A relation (based on a wikipedia image)




What is ACID?

[Daniel Bartholomew, Linux Journal] ACID is the classic measure of determining whether your database is good. A transaction in a database is a single logical operation. An example would be inserting an address or updating a phone number in an employee database. Every database provides methods to do operations like those, but ACID formalizes the process.


Atomicity means that the transaction either succeeds or fails. If the transaction fails, it should fail completely, and the database should be left in the state it was in before the transaction started.
Consistency means that the database is in a known good state both before and after the transaction.
Isolation means that transactions are independent of one another, and if two transactions are trying to modify the same data, one of them must wait for the other to finish before it can begin.
Durability means that once the transaction has completed, the changes made by the transaction will persist, even if there is a system failure. A transaction log of some sort usually is used for this purpose. In MariaDB and MySQL, this is called the binary log.
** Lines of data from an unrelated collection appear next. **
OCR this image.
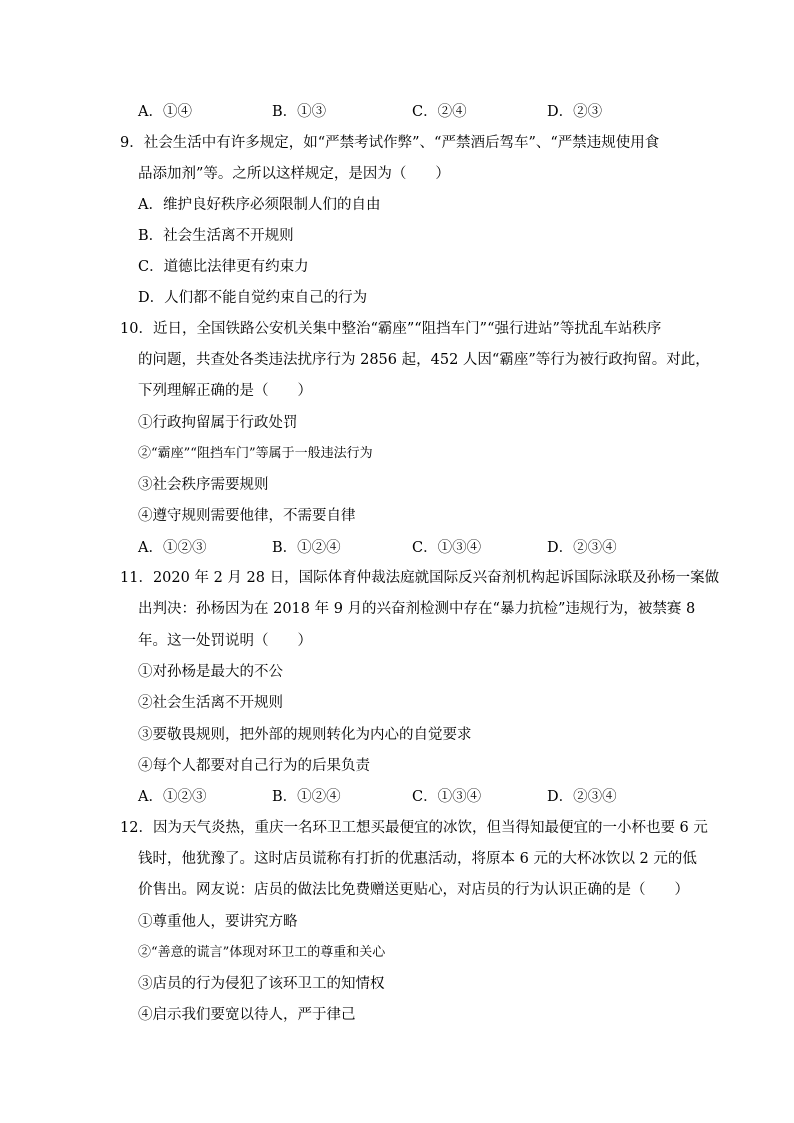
A．①④	B．①③	C．②④	D．②③
9．社会生活中有许多规定，如“严禁考试作弊”、“严禁酒后驾车”、“严禁违规使用食
品添加剂”等。之所以这样规定，是因为（　　）
A．维护良好秩序必须限制人们的自由
B．社会生活离不开规则
C．道德比法律更有约束力
D．人们都不能自觉约束自己的行为
10．近日，全国铁路公安机关集中整治“霸座”“阻挡车门”“强行进站”等扰乱车站秩序
的问题，共查处各类违法扰序行为 2856 起，452 人因“霸座”等行为被行政拘留。对此，
下列理解正确的是（　　）
①行政拘留属于行政处罚
②“霸座”“阻挡车门”等属于一般违法行为
③社会秩序需要规则
④遵守规则需要他律，不需要自律
A．①②③	B．①②④	C．①③④	D．②③④
11．2020 年 2 月 28 日，国际体育仲裁法庭就国际反兴奋剂机构起诉国际泳联及孙杨一案做
出判决：孙杨因为在 2018 年 9 月的兴奋剂检测中存在“暴力抗检”违规行为，被禁赛 8
年。这一处罚说明（　　）
①对孙杨是最大的不公
②社会生活离不开规则
③要敬畏规则，把外部的规则转化为内心的自觉要求
④每个人都要对自己行为的后果负责
A．①②③	B．①②④	C．①③④	D．②③④
12．因为天气炎热，重庆一名环卫工想买最便宜的冰饮，但当得知最便宜的一小杯也要 6 元
钱时，他犹豫了。这时店员谎称有打折的优惠活动，将原本 6 元的大杯冰饮以 2 元的低
价售出。网友说：店员的做法比免费赠送更贴心，对店员的行为认识正确的是（　　）
①尊重他人，要讲究方略
②“善意的谎言”体现对环卫工的尊重和关心
③店员的行为侵犯了该环卫工的知情权
④启示我们要宽以待人，严于律己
So, now that we know what a “real” database should act like, let’s find out the “opposite for real”… What is the opposite of ACID? 


The answer is BASE – Basically Available, Soft-state, Eventual consistency. [Daniel Bartholomew, Linux Journal] BASE is a retronymn coined by Dan Pritchett in an article in the ACM Queue magazine for describing a database that does not implement the full ACID model, with the main difference being that it is eventually consistent. The idea is that if you give up some consistency, you can gain more availability and greatly improve the scalability of your database.